Una mujer septuagenaria fue encontrada muerta en su piso. Había estado acumulando basura durante años. Tanta basura que los bomberos no pudieron entrar por la puerta, atascada de desperdicios y de bolsas, y tuvieron que colarse por la terraza. La señora llevaba al menos dos semanas sin vida. Incluso en la cama se amontonaban los despojos, recogidos de madrugada en los contenedores de la ciudad. Sólo salía de casa a esas horas, como si fuese un ladrón clandestino o alguien enfermo de misantropía. Rechazaba el contacto con familiares y amigos y rehusó el auxilio de los vecinos, que, según nos cuentan los periódicos, trataron de ayudarla en más de una ocasión. El olor era tan fuerte y el riesgo de infección tan grande que el personal del Samur entró en la casa con indumentaria de alarma nuclear: trajes para protegerse del riesgo químico o biológico, máscaras y bombonas de oxígeno. Los servicios de limpieza tardarán un tiempo en retirar todas las basuras, que se apilaban por cada rincón de la casa. Para sacarlas por la entrada tuvieron que habilitar un pasillo.
No es un caso aislado, desde luego. Hace unas semanas vimos en televisión una historia muy parecida. Creo que le sucedió a una anciana y a su hijo. Las imágenes nos mostraron un auténtico vertedero de desperdicios. Los bomberos y los encargados de la limpieza atravesaban una especie de océano formado por escombros, polvo, alimentos podridos y ropa vieja. Y bichos, por supuesto. Tal acumulación de mierda es un festín para los gusanos, las cucarachas y otras criaturas no menos asquerosas. Cuando salió en la tele la casa (hasta los topes de detritus) uno se acordaba de “Seven”, en esas escenas en las que hallan a tipos de vida miserable muertos sobre la cama o sobre la mesa de la cocina, rodeados por todas partes de basura. Creo que en “La comunidad” también aparece algún piso hasta el techo de escombros y restos. Ya de por sí es excesiva la cantidad de residuos y porquerías que el hombre moderno deja a sus espaldas a diario; imaginemos entonces si alguien, en vez de desprenderse de los envases usados, de las mondas de naranja y de otras frutas, de los periódicos viejos, de las sobras del almuerzo y la cena y de las cáscaras de huevo, sale a la calle a buscar más restos y llena su apartamento. Vivir así no sólo es insalubre: significa no vivir, como si habitaran un infierno en el que no hay fuego, pero sí podredumbre por doquier.
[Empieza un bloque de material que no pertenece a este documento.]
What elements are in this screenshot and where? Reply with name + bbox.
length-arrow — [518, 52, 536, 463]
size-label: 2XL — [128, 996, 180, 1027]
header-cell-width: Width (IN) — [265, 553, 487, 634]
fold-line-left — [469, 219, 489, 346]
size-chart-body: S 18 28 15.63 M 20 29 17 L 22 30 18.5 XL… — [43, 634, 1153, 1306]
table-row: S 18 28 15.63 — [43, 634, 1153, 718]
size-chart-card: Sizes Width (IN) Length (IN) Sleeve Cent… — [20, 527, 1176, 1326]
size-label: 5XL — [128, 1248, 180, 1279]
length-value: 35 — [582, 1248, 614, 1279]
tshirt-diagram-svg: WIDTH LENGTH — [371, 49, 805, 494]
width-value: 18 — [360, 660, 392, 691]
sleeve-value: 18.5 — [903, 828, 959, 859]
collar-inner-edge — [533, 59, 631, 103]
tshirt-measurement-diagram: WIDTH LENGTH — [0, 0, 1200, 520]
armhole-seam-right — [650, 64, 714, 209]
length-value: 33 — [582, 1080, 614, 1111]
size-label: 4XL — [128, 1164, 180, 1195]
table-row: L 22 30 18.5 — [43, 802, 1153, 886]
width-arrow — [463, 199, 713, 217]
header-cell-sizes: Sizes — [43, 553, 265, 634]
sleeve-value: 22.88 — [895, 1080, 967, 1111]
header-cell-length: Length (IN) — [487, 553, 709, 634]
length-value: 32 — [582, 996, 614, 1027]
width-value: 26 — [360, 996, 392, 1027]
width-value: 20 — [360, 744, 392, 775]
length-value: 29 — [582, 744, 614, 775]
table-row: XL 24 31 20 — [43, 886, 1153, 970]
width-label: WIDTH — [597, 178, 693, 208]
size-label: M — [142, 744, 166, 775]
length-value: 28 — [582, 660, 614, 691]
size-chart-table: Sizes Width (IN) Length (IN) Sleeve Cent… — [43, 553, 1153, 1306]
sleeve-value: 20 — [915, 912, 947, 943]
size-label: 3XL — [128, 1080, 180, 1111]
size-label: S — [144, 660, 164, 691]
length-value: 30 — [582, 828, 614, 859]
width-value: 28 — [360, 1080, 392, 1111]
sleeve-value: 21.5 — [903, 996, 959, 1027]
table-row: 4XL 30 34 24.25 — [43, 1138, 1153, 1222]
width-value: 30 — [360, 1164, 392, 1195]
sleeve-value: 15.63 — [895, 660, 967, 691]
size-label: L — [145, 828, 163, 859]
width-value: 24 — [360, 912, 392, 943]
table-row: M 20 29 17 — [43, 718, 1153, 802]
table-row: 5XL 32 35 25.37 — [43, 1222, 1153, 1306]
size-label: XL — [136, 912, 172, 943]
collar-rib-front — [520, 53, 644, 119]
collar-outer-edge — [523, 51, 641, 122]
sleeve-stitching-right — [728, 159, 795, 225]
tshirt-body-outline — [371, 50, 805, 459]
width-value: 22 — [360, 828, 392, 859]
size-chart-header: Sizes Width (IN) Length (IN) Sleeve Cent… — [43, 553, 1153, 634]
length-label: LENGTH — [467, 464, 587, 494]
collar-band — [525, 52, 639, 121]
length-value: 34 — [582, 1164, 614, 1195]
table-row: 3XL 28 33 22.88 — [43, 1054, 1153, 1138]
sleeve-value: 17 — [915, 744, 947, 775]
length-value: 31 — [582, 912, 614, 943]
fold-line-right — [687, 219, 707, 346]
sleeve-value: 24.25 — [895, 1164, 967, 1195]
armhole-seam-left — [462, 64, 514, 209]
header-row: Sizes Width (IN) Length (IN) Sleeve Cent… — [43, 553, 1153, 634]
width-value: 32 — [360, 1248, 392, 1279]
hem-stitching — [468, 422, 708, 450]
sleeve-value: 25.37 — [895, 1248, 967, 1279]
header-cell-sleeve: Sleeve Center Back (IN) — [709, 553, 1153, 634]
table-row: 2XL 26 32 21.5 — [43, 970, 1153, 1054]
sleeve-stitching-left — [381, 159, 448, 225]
Este fenómeno se conoce con el nombre de Síndrome de Diógenes. Diógenes de Sínope, cuentan, fue un filósofo que renunció a las comodidades y llevó una vida austera. Bautizaron así a esta conducta en mil novecientos setenta y cinco, tras estudiar los hábitos de algunas personas de la tercera edad, escondidas en sus casas, evitando el contacto con el exterior y cambiando la higiene por la mugre y la suciedad. Lo curioso es que la pobreza no es necesaria para padecer el síndrome: muchos hombres y mujeres que lo han sufrido, según los estudios, tenían buenos ahorros en el banco. Y tampoco la locura. En cambio la soledad, el abandono familiar, la viudez, la necesidad de aislamiento, son algunas de las principales causas. Al final los ancianos afectados fallecen por malnutrición, por desaseo, por infecciones. Leo que en los últimos tiempos los casos han aumentado. Hay demasiadas personas de la tercera edad que viven solas, aisladas, sin que nadie se ocupe de ellas. Es una variante moderna de lo que ocurre en esa película, “La Balada de Narayama”, en la que, por una vieja ley, los habitantes de un pueblo deben exiliarse a una montaña al alcanzar los setenta años. Aquí el exilio parece ser la reclusión voluntaria. Los afectados suelen rechazar la ayuda.